My content-editable generated content may consist of paragraphs (with line breaks), preformatted code blocks, block quotes, ordered and unordered lists, headers, bolds and italics (which are inline nodes and shouldn't count in truncation process) etc. Final implementation will of course define which elements specifically are possible truncation candidates. Headers even though they are block HTML elements will not count as truncation points as we don't want widowed headers. Paragraphs, list individual items, whole ordered and unordered lists, block quotes, preformatted blocks, void elements etc. are good ones. Headers and all inline block elements aren't.

Example

Let's take this very stackoverflow question as an example of HTML content that I would like to truncate. Let's set truncation limit to 1000 with offset of 250 characters (1/4).

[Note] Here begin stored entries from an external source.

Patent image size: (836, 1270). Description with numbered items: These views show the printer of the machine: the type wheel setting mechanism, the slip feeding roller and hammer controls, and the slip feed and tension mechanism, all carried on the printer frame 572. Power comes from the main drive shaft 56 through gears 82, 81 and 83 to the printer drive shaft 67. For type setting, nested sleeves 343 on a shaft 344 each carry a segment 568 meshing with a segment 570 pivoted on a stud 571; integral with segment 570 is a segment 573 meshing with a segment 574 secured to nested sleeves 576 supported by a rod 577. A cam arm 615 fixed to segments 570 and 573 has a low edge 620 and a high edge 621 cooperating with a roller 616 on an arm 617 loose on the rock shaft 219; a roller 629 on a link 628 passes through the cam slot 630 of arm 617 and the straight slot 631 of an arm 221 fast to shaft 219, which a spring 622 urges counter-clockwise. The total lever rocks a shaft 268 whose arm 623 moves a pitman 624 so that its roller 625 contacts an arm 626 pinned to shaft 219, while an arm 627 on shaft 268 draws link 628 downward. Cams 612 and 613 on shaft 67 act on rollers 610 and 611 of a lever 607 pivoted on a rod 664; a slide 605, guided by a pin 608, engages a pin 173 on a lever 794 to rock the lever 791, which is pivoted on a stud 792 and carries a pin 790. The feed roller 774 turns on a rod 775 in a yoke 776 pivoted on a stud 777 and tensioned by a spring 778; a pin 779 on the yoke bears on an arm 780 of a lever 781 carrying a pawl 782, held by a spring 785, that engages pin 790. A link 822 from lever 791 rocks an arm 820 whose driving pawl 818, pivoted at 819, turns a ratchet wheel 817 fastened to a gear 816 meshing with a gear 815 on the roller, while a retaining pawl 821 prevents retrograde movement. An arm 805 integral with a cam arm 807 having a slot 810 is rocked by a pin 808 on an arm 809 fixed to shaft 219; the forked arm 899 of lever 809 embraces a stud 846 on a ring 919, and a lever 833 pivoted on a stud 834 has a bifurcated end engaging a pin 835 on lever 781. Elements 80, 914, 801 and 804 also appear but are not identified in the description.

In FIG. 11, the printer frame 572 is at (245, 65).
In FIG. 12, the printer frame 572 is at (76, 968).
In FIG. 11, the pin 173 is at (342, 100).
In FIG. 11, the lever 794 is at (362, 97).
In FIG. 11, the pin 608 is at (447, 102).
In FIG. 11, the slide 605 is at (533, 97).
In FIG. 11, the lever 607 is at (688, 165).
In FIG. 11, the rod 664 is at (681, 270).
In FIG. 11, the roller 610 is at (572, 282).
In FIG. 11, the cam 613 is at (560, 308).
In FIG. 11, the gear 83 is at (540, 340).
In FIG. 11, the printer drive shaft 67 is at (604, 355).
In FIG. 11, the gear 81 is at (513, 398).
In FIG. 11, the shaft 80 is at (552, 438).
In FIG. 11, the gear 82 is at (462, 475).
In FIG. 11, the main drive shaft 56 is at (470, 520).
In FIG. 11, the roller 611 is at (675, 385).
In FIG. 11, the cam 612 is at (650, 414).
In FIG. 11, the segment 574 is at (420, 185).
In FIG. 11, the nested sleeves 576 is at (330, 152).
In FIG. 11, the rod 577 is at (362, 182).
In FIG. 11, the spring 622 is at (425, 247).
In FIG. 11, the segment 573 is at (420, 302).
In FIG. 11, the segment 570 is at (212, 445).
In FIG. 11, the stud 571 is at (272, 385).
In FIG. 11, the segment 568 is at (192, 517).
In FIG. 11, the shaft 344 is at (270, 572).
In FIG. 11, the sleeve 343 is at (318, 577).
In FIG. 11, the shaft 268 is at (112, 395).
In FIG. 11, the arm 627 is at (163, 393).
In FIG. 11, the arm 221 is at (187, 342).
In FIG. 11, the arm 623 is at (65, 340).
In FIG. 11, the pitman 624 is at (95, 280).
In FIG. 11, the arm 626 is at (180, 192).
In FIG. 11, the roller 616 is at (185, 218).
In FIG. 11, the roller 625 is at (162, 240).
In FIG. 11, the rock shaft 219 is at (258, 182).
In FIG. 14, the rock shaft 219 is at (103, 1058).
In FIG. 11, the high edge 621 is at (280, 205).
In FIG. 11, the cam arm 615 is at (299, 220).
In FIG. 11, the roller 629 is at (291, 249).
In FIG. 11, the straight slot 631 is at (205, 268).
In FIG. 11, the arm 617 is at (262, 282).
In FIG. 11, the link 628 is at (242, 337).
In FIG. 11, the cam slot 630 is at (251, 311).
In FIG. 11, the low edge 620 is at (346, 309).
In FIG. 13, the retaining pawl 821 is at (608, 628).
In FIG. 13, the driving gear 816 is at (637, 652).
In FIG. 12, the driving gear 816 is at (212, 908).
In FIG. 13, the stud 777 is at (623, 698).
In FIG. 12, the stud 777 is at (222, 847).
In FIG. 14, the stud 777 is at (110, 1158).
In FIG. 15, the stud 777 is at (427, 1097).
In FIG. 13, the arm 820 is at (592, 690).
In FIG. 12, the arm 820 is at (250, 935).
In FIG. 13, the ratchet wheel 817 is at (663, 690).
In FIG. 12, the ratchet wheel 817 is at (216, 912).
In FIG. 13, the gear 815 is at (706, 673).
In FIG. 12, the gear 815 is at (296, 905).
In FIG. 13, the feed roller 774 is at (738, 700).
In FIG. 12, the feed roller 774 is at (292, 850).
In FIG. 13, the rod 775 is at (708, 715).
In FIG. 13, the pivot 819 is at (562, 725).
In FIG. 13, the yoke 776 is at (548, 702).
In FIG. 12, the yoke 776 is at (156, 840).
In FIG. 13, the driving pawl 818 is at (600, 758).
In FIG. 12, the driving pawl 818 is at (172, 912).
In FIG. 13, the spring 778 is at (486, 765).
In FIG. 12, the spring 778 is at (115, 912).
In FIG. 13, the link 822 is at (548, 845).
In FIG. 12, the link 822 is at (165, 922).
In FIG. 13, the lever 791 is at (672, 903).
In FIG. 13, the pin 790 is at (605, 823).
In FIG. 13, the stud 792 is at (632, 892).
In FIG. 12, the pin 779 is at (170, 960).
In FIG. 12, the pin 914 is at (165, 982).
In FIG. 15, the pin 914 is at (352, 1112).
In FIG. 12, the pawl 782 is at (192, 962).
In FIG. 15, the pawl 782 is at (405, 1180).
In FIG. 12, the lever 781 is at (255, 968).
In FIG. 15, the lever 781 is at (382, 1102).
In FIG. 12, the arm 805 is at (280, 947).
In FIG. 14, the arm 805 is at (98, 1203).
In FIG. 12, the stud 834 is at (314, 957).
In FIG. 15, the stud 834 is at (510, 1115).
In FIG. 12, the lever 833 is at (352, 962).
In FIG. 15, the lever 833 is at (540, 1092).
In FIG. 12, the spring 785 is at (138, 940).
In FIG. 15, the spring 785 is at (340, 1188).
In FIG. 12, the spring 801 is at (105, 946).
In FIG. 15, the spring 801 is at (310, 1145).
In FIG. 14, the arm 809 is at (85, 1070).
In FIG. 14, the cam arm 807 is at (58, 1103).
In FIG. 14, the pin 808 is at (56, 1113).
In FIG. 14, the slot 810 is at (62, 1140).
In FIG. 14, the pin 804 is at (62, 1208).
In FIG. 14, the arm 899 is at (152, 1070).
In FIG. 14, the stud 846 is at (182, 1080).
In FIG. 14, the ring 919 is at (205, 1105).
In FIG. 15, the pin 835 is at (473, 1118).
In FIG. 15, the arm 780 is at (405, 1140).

This DotNetFiddle shows text of this question while also adding limit markers inside of it (|MIN| which represents character 750, |LIMIT| representing character 1000 and |MAX| that represents character 1250).

As can be seen from example the closest truncation boundary between two block nodes to character 1000 is between </OL> and P (My content-editable generated...). This means that my HTML should be truncated right between these two tags which would result in a little bit less than 1000 characters long content text wise, but kept truncated content meaningful because it wouldn't just truncate somewhere in the middle of some text passage.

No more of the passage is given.